If you read this column last month, you'll remember I was finding it hard to get going on Book 3, and while this month it's gone better, it's not been an entirely smooth run. For a start, the final corrections for The Dead Tracks ended up taking a lot longer than I'd planned, not because I was tearing it to pieces, but more because I wasn't. It seemed – dare I say it? – pretty much okay, save for my usual doubts about whether I'd signposted some of the twists too early. I'm sure that must be a perennial worry among all writers: after you've read your manuscript seven thousand million times, it's impossible to get the distance you need in order to see the plot, and the way it unravels, from the point of view of a new reader. Does it work as a story? I don't know. Is it actually any good as a thriller? I don't know. The one thing I'm certain about is that I didn't change much in the read-through, at least compared to the mega-edits I made in Chasing the Dead.

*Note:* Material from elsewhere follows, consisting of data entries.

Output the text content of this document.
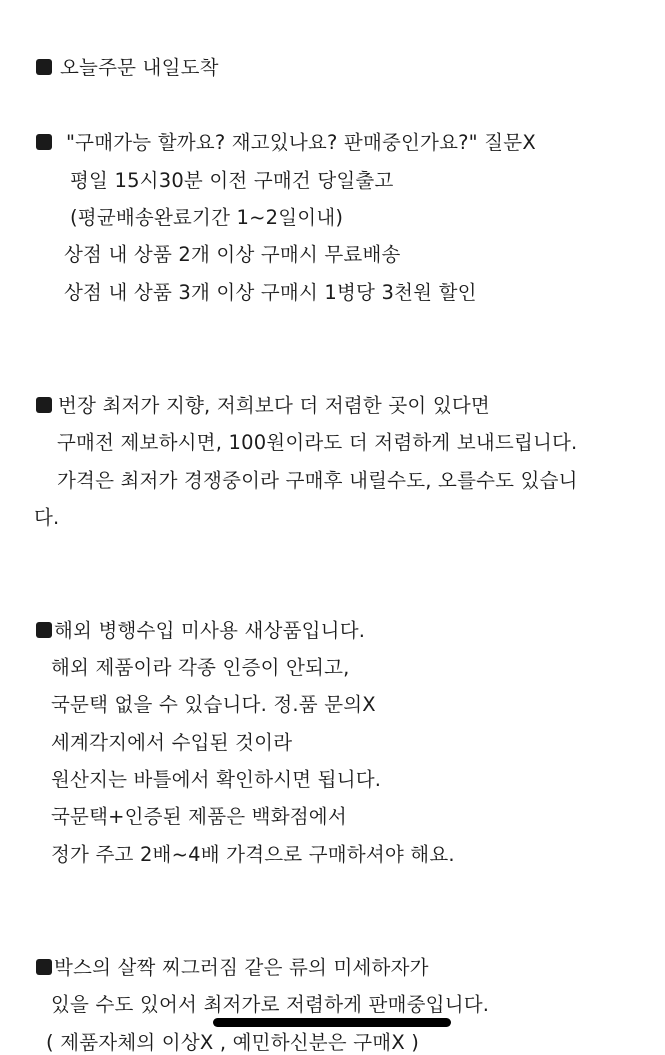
오늘주문 내일도착
"구매가능 할까요? 재고있나요? 판매중인가요?" 질문X
평일 15시30분 이전 구매건 당일출고
(평균배송완료기간 1~2일이내)
상점 내 상품 2개 이상 구매시 무료배송
상점 내 상품 3개 이상 구매시 1병당 3천원 할인
번장 최저가 지향, 저희보다 더 저렴한 곳이 있다면
구매전 제보하시면, 100원이라도 더 저렴하게 보내드립니다.
가격은 최저가 경쟁중이라 구매후 내릴수도, 오를수도 있습니
다.
해외 병행수입 미사용 새상품입니다.
해외 제품이라 각종 인증이 안되고,
국문택 없을 수 있습니다. 정.품 문의X
세계각지에서 수입된 것이라
원산지는 바틀에서 확인하시면 됩니다.
국문택+인증된 제품은 백화점에서
정가 주고 2배~4배 가격으로 구매하셔야 해요.
박스의 살짝 찌그러짐 같은 류의 미세하자가
있을 수도 있어서 최저가로 저렴하게 판매중입니다.
( 제품자체의 이상X , 예민하신분은 구매X )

Once The Dead Tracks had gone back to Penguin for the final time, I had to go through proof-reader notes for the first two chapters of Book 3, as they'll be running as a teaser at the back of The Dead Tracks. It actually turned out to be quite a lot of work, despite the fact that they only run to 12 pages, mostly because they haven't been through any sort of editing process at all. Not even mine. (A case in point: my laser-eyed copy editor pointing out that I'd got the amount of time David and Derryn were married completely wrong. Whoops.) The other reason it took longer than it maybe should have done is because I felt it was important to get the balance right between what the story revealed and what it didn't. You're only talking two chapters, so it's impossible to give more than a very brief taster of what to expect, but that taster shouldn't try to cover too much, too soon.
And then, after that, it was finally back to Book 3... except 120 pages in, I decided to make one massive change, and that required me to return to the very beginning and start re-editing chapters to make sure I wasn't missing anything. I can't really blame anyone else but me for the delay that's put on things, but I think it'll make for a stronger novel in the end. Part of the reason I never originally had this particular storyline planned out was down to the fact that my synopsis for Book 3 isn't quite as detailed as the synopsis I had for The Dead Tracks, and – in my experience – that tends to affect the early stages of a novel more, as you're building and introducing plots and characters, rather than unravelling them. The lack of a definitive, all-encompassing synopsis has never concerned me, though: although The Dead Tracks had a longer, more detailed plan, I never stuck to it rigidly. In fact, the last quarter of the book bears no resemblance to the last quarter of the synopsis at all, and is, I believe, much stronger for it. I purposefully left Book 3's synopsis a little looser, because I wanted the opportunity to do that again... but, as I discovered, there are downsides.
Still, at least I'm finally on with Book 3. And next month, hopefully, I'll be able to tell you about how brilliantly things have gone. Er, hopefully.